Widerspruch und Widerruf von Kapitallebensversicherungen

Widerspruch und Widerruf von Kapitallebensversicherungen
14.03.2017251 Mal gelesen
In der jüngeren Vergangenheit war in den Medien immer wieder der Widerruf von Lebensversicherungen ein Thema. Auslöser hierfür waren mehrere Entscheidungen des Bundesgerichtshofs, der Versicherungsnehmern eine neue Rückabwicklungsmöglichkeit an die Hand gibt.

Die Widerrufsmöglichkeit im Rahmen der Lebensversicherung

Unter dem Begriff Lebensversicherung werden alle Versicherungen verstanden, die Risiken wie Tod oder Invalidität absichern sowie solche, die der privaten Altersvorsorge dienen. Lebensversicherungen erfreuen sich in Deutschland großer Beliebtheit. 2004 etwa bestanden national 95 Millionen Verträge mit einer Kapitalanlage von 618 Milliarden Euro. Da wundert es nicht, dass die oben genannten Entscheidungen für solches Aufsehen sorgen. Hinzu kommt, dass viele Versicherungsnehmer mit ihren Verträgen ohnehin unzufrieden waren, da die Renditeentwicklungen oft weit hinter den Vorhergesagten zurückblieben. Die vorhandene Kündigungsmöglichkeit war aufgrund des damit verbundenen hohen finanziellen Aufwands keine wirkliche Alternative, in Frage kam häufig nur ein Verkauf oder eine Beleihung der Versicherung. Durch die unverhoffte Widerrufsmöglichkeit ergeben sich nun plötzlich ganz andere Handlungsspielräume.

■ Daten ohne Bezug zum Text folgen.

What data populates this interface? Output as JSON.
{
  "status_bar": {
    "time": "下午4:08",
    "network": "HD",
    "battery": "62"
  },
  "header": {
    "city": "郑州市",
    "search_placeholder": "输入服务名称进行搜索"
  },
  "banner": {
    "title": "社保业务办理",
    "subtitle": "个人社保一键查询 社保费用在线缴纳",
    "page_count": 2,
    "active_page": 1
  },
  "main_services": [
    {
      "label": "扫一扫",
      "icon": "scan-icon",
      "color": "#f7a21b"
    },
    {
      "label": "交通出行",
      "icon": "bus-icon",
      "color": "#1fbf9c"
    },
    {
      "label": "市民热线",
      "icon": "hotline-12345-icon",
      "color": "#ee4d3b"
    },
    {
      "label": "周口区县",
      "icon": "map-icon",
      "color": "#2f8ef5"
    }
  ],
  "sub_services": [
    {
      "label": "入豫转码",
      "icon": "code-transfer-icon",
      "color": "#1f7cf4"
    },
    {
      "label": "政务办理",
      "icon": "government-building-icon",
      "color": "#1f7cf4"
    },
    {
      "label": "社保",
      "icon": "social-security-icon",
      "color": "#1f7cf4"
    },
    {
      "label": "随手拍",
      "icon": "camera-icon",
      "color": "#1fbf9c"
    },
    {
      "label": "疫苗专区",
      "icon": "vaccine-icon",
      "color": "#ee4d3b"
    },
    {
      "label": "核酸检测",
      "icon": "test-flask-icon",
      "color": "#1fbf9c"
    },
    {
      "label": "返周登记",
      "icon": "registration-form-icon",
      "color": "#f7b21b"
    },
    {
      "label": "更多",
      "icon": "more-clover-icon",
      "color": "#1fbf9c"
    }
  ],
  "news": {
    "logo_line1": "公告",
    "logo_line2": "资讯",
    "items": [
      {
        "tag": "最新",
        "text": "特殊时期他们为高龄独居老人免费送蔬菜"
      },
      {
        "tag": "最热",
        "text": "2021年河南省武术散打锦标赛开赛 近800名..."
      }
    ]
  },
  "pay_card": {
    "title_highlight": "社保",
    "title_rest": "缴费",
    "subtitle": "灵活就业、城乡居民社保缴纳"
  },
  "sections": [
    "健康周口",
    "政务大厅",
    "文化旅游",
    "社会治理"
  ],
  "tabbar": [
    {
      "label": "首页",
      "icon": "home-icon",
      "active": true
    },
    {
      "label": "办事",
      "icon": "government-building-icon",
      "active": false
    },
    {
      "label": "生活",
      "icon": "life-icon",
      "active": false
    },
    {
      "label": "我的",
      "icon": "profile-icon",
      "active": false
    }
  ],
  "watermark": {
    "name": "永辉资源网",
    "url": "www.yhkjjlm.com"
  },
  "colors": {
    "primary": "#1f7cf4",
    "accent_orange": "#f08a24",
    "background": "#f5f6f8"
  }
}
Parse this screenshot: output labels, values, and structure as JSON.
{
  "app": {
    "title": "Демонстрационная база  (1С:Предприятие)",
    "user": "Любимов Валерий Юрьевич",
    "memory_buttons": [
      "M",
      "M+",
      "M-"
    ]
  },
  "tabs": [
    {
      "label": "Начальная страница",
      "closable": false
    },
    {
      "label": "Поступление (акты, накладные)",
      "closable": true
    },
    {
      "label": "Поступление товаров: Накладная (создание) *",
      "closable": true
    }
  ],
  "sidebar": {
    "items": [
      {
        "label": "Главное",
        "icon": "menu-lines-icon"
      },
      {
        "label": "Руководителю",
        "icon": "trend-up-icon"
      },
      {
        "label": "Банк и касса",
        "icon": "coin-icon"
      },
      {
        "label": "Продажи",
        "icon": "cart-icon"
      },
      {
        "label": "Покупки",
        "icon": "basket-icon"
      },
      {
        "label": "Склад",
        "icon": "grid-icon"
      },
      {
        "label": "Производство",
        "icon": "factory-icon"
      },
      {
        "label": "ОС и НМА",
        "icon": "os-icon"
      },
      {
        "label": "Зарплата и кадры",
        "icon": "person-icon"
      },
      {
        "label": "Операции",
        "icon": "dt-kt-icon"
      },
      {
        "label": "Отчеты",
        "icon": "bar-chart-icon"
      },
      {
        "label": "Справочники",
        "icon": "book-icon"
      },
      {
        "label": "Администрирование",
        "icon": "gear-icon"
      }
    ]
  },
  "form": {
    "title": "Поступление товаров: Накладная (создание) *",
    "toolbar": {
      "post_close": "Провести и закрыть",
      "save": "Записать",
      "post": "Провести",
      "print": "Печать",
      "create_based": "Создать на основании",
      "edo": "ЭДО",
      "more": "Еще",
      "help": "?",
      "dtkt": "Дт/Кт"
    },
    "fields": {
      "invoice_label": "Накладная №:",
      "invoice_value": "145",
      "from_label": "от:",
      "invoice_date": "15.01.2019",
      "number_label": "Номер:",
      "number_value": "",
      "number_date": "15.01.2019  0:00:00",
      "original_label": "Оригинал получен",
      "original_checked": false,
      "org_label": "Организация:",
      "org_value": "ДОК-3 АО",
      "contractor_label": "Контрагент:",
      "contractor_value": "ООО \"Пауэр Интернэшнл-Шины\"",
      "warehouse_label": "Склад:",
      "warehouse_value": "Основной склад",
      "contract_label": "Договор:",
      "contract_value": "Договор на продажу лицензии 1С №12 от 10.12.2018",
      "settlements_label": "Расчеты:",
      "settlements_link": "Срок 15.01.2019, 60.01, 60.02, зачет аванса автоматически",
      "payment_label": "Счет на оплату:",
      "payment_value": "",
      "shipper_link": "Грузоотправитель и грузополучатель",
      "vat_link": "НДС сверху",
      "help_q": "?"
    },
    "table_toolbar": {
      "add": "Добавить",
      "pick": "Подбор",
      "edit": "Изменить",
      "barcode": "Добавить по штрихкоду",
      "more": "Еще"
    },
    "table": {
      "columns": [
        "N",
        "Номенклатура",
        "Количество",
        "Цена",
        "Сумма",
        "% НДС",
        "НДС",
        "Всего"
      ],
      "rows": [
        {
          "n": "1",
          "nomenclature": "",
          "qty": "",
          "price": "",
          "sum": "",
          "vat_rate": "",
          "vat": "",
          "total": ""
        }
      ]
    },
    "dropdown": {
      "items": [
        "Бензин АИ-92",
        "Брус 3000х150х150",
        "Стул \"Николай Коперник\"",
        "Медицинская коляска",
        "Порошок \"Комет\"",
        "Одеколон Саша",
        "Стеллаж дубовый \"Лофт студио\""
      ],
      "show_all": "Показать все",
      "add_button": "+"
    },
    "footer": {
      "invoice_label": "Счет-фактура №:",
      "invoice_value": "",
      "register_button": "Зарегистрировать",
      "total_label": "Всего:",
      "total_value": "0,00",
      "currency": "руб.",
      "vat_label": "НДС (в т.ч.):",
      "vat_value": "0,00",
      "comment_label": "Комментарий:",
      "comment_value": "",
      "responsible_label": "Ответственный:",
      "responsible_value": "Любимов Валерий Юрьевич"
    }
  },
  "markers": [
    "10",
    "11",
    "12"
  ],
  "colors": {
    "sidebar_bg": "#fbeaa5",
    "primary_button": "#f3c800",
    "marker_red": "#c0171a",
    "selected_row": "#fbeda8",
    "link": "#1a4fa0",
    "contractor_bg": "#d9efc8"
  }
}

Die Grundlagen des Widerrufsrechts

Das Widerrufsrecht bei Verbraucherverträgen ist grundsätzlich im Bürgerlichen Gesetzbuch geregelt. § 355 BGB bestimmt: "Wird einem Verbraucher durch Gesetz ein Widerrufsrecht nach dieser Vorschrift eingeräumt, so sind der Verbraucher und der Unternehmer an ihre auf den Abschluss des Vertrags gerichteten Willenserklärungen nicht mehr gebunden, wenn der Verbraucher seine Willenserklärung fristgerecht widerrufen hat". Die Widerrufsfrist beträgt hierbei nach Absatz 2 der Vorschrift 14 Tage. Erforderlich aber ist eine Widerrufsbelehrung, die den Verbraucher über sein Widerrufsrecht aufklärt und die, abhängig vom Einzelfall, an bestimmte Voraussetzungen geknüpft ist. Kommt der Unternehmer seiner Pflicht zu einer ordnungsgemäßen Widerrufsbelehrung nicht oder nicht vollständig nach, beginnt die Widerrufsfrist nicht zu laufen und der Verbraucher kann sich auch nach Ablauf der 14 Tage noch von dem Vertrag lösen. Genau hier setzen die Entscheidungen des BGH an.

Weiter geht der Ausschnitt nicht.